Fed/GFLEC Financial Literacy Seminar Series

December 7, 2017

3:30 PM - 5:00 PM

Seminar VI | The Nature of Household Labor Income Risk

« Event's Main Page

Nicholas Turner

Senior Economist, Federal Reserve Board of Governors

LOCATION

George Washington University School of Business
Duquès Hall, Room 652
2201 G Street NW
(main entrance on 22nd Street between G and H Streets)

Bio

Nick Turner is a senior economist at the Federal Reserve Board of Governors. Previously, Nick worked for seven years in the Office of Tax Analysis at the U.S. Treasury Department. In his research, Nick considers how people respond to government programs and policies, such as how taxpayers learn about benefits administered through the tax code, how tax refunds affect college enrollment and how colleges and universities respond to tax benefits for higher education.
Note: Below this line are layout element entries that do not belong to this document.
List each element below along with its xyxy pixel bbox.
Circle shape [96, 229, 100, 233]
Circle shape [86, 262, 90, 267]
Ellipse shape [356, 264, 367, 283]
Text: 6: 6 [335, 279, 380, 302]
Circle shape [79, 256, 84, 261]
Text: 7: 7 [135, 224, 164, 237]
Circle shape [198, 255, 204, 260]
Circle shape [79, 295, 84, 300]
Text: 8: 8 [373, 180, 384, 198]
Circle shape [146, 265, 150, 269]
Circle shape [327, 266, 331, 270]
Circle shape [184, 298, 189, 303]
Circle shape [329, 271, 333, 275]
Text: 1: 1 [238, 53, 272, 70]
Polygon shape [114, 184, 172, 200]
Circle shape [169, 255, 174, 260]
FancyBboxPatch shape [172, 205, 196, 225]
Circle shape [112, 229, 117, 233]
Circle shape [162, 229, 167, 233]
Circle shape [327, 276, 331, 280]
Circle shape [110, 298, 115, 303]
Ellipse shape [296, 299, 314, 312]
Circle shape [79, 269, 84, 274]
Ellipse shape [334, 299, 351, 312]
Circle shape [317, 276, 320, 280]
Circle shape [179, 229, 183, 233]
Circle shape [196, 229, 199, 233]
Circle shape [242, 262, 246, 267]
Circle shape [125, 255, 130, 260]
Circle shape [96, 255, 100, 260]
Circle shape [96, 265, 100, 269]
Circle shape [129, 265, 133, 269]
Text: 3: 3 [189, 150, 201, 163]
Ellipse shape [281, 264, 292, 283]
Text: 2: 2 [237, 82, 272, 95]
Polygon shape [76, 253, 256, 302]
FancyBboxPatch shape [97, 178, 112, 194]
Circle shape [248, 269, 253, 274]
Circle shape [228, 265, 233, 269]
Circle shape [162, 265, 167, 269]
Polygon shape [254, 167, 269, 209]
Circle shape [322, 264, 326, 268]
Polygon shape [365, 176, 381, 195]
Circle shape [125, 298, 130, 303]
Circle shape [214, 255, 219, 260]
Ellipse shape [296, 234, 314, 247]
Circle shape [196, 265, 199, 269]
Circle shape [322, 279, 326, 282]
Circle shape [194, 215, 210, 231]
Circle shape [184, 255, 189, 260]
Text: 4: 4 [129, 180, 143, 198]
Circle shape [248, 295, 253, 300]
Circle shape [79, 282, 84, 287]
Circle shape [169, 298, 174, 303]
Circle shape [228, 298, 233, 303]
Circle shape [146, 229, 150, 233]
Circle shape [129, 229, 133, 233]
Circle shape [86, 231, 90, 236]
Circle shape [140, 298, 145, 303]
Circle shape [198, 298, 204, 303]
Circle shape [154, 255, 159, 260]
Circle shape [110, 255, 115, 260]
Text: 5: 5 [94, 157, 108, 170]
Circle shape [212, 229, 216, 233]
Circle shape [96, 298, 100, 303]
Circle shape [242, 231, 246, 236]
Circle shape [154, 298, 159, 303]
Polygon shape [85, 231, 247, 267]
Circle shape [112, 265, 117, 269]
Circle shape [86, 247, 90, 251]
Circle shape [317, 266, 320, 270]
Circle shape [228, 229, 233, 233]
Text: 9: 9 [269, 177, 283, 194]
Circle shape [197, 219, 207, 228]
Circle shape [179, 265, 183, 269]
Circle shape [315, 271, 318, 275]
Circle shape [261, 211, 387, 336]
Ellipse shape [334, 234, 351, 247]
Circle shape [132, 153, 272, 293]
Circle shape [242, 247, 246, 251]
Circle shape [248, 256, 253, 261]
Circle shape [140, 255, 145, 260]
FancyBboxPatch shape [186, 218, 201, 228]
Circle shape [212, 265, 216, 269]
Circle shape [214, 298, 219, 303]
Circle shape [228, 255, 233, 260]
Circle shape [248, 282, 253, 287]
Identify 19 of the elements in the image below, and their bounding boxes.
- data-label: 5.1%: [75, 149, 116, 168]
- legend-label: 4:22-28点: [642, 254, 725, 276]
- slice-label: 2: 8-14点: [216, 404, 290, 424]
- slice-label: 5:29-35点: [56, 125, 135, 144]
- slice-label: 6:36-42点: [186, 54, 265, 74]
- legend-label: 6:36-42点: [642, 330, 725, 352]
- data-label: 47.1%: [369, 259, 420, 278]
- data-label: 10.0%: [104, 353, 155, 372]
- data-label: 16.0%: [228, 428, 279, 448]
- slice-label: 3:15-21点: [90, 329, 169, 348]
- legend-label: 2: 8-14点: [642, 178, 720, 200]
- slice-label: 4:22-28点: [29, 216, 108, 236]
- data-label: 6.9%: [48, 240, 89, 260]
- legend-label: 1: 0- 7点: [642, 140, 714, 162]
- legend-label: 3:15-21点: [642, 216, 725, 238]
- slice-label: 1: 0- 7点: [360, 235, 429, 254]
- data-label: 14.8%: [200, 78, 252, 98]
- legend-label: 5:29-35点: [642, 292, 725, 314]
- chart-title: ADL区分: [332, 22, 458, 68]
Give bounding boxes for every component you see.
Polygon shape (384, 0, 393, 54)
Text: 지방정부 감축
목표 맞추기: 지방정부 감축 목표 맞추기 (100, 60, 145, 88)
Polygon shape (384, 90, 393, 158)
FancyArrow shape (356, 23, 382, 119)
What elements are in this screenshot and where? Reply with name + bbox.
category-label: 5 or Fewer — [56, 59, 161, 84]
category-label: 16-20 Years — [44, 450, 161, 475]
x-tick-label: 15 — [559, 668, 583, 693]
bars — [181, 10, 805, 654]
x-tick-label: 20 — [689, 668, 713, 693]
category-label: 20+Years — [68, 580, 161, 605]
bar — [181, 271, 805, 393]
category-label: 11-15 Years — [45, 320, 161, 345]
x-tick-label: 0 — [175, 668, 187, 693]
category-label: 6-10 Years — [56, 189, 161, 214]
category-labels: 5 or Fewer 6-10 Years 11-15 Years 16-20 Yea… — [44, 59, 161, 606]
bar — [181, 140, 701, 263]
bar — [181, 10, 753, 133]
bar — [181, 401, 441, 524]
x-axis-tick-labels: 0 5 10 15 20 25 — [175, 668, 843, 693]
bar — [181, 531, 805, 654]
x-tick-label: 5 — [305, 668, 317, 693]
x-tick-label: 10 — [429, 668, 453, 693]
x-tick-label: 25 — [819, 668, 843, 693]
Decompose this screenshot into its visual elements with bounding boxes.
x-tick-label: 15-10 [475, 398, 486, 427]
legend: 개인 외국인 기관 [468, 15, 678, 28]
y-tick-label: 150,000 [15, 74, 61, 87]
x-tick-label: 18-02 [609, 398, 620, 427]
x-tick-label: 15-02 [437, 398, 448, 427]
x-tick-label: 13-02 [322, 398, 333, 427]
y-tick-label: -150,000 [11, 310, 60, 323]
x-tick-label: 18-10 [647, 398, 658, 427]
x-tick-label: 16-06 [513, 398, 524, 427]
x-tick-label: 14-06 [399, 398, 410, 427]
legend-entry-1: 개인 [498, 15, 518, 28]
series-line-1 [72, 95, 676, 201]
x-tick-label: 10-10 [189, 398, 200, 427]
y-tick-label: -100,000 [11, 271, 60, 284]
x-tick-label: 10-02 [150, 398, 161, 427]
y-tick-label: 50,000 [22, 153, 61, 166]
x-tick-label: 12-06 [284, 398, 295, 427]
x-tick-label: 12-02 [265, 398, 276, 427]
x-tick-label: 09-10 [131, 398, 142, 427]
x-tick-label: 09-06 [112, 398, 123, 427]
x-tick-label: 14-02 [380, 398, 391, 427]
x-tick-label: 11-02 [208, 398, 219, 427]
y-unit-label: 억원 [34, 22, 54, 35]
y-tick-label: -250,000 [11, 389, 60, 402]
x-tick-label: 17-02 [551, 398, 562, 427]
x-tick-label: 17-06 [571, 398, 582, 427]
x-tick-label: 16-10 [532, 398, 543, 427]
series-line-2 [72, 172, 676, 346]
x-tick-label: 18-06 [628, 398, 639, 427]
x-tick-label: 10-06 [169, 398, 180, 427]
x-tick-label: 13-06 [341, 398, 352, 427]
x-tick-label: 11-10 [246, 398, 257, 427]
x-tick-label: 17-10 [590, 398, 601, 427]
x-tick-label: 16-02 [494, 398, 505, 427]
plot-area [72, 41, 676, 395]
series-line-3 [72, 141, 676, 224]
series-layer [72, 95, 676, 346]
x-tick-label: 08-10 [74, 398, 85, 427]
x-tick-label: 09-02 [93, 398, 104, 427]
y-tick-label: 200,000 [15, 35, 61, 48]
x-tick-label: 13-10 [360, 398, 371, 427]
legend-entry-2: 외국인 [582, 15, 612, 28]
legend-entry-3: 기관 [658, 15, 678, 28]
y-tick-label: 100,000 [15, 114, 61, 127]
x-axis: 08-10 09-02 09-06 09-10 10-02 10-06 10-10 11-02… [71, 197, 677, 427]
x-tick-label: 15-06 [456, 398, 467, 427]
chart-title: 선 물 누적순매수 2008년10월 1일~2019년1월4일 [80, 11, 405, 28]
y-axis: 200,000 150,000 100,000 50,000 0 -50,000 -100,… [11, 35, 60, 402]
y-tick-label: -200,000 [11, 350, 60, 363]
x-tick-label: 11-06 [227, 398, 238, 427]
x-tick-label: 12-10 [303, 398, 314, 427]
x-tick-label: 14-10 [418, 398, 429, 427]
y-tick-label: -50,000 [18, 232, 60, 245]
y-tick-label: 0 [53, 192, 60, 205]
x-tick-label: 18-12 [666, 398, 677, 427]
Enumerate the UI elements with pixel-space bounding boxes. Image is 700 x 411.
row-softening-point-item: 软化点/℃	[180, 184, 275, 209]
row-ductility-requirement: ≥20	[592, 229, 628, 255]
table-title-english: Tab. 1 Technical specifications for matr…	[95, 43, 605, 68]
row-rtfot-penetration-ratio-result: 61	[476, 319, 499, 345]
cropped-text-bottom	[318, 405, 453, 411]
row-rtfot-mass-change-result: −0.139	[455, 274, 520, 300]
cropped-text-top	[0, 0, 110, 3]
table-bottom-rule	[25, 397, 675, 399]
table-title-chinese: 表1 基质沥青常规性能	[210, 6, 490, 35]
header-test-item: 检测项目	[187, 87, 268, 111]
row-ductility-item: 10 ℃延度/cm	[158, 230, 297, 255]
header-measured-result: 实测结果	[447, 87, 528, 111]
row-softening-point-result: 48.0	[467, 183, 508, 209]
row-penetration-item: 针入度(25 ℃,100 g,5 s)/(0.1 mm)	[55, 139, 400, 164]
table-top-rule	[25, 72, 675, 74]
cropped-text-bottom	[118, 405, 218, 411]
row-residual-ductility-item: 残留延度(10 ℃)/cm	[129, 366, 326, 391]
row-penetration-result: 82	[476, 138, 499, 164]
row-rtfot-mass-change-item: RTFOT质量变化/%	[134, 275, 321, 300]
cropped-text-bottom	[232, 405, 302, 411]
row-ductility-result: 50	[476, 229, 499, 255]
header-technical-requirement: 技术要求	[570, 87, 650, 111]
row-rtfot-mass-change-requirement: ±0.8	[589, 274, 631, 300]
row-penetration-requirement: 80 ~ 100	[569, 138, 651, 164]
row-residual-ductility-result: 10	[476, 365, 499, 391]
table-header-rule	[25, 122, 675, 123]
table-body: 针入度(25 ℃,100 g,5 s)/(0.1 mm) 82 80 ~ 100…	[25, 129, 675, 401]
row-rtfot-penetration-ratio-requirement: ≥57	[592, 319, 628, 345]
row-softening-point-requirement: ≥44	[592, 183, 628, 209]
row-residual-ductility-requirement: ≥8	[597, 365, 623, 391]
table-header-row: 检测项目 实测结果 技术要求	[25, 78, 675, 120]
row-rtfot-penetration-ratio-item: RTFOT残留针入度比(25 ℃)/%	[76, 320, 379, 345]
Nick’s research also focuses on social mobility, examining the extent to which low-income children grow up to be low-income adults, the role the colleges and universities play in social mobility and analyzing disparities in life expectancy by income. When not thinking about economics, Nick enjoys running, spending time with his wife Lisa and chasing after their two sons, Evan and Jason.

Abstract

What is the labor earnings risk that households face over the business cycle? We answer this question using detailed population level administrative data on earnings from the U.S. Internal Revenue Service from 1999-2014. By analyzing total household earnings as well as each member’s earnings, we offer several new findings.  One, house-holds face substantially less risk compared to risk inferred from only males alone. We find that households have about one-third less skewness risk and roughly half as much dispersion risk. Consistent with work analyzing male labor earnings only, we find that household skewness increases during recessions because larger earning losses are more likely and large earnings gains are less likely compared to expansions. Second, while male earnings dispersion increases during recessions, we find that there is no increase in the dispersion of household earnings during recessions compared to expansions. Third, female labor supply changes ameliorate the household’s earnings risk. Extensive margin responses help to reduce dispersion and skewness of household earnings over the business cycle.